The proposed rule would also add more protections and prohibit certain risky features for these mortgages. The new rules generally ban balloon payments -- where a borrower pays off the loan's principal in a large, lump sum payment at the end of the loan term instead of making smaller payments throughout the term -- for high-cost mortgages. It also prohibits prepayment fees, as well as any fees associated with modifying or deferring loans, and caps late fees. Borrowers are also required to receive homeownership counseling before taking out a mortgage.
Currently, high-cost mortgages make up a tiny fraction of overall mortgages. Between 2004 and 2010, only 36,000 loans were made that qualified under the HOEPA protections.

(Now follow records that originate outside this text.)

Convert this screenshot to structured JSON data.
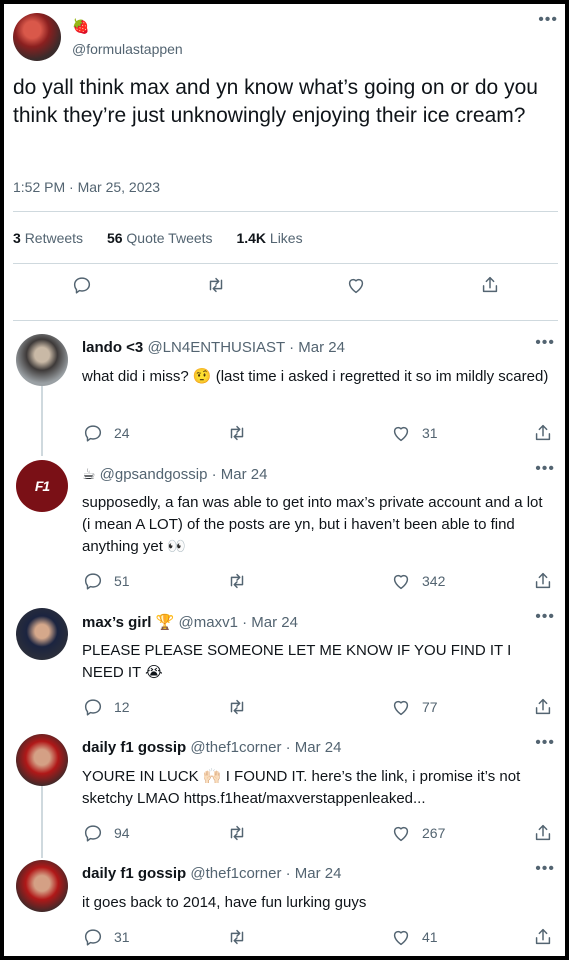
{
  "main": {
    "emoji": "🍓",
    "handle": "@formulastappen",
    "text": "do yall think max and yn know what’s going on or do you think they’re just unknowingly enjoying their ice cream?",
    "time": "1:52 PM · Mar 25, 2023",
    "stats": {
      "retweets_count": "3",
      "retweets_label": "Retweets",
      "quotes_count": "56",
      "quotes_label": "Quote Tweets",
      "likes_count": "1.4K",
      "likes_label": "Likes"
    },
    "more": "•••"
  },
  "replies": [
    {
      "name": "lando <3",
      "meta": "@LN4ENTHUSIAST · Mar 24",
      "text": "what did i miss? 🤨 (last time i asked i regretted it so im mildly scared)",
      "replies": "24",
      "likes": "31"
    },
    {
      "name": "☕",
      "meta": "@gpsandgossip · Mar 24",
      "avatar_text": "F1",
      "text": "supposedly, a fan was able to get into max’s private account and a lot (i mean A LOT) of the posts are yn, but i haven’t been able to find anything yet 👀",
      "replies": "51",
      "likes": "342"
    },
    {
      "name": "max’s girl 🏆",
      "meta": "@maxv1 · Mar 24",
      "text": "PLEASE PLEASE SOMEONE LET ME KNOW IF YOU FIND IT I NEED IT 😭",
      "replies": "12",
      "likes": "77"
    },
    {
      "name": "daily f1 gossip",
      "meta": "@thef1corner · Mar 24",
      "text": "YOURE IN LUCK 🙌🏻 I FOUND IT. here’s the link, i promise it’s not sketchy LMAO https.f1heat/maxverstappenleaked...",
      "replies": "94",
      "likes": "267"
    },
    {
      "name": "daily f1 gossip",
      "meta": "@thef1corner · Mar 24",
      "text": "it goes back to 2014, have fun lurking guys",
      "replies": "31",
      "likes": "41"
    }
  ],
  "icons": {
    "reply": "reply-icon",
    "retweet": "retweet-icon",
    "like": "heart-icon",
    "share": "share-icon",
    "more": "more-icon"
  },
  "colors": {
    "muted": "#536471",
    "text": "#0f1419",
    "divider": "#cfd9de"
  }
}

The CFPB is accepting public comment about the proposal until Sept. 7, and final rules will be issued in January 2013.
'Know Before You Owe'
In addition to its "high-cost" mortgage rule, the CFPB also proposed new versions of two simplified mortgage disclosure forms on Monday.
As part of its "Know Before You Owe" project, the CFPB is attempting to simplify these forms in an effort to make it easier for consumers to understand and compare the terms and costs of mortgages.
"When making what is likely the biggest purchase of their life, consumers should be looking at paperwork that clearly lays out the terms of the deal," CFPB Director Richard Cordray said in a statement. "Our proposed redesign of the federal mortgage forms provides much-needed transparency in the mortgage market and gives consumers greater power over the exciting and daunting process of buying a home."
The Loan Estimate form, which presents the costs and risks of a mortgage, is three pages long, down from the current 7 pages. Meanwhile, the Closing Disclosure, which contains final loan terms and closing costs and is given to borrowers before they close on a home, is five pages -- down from about nine pages.
The proposal would also require lenders to give consumers the loan estimate form within three days of requesting it, and consumers must receive the closing disclosure three days before closing on the loan.
The CFPB has released several prototypes of these forms over the past 18 months. The latest versions released on the CFPB's website Monday come after 10 rounds of testing with consumers and industry members and tens of thousands of comments.
The public will have until Nov. 6 to review and provide comments for most of the proposal, though comments about certain sections are due Sept. 7. The CFPB will issue the final rules regarding the form after reviewing these comments.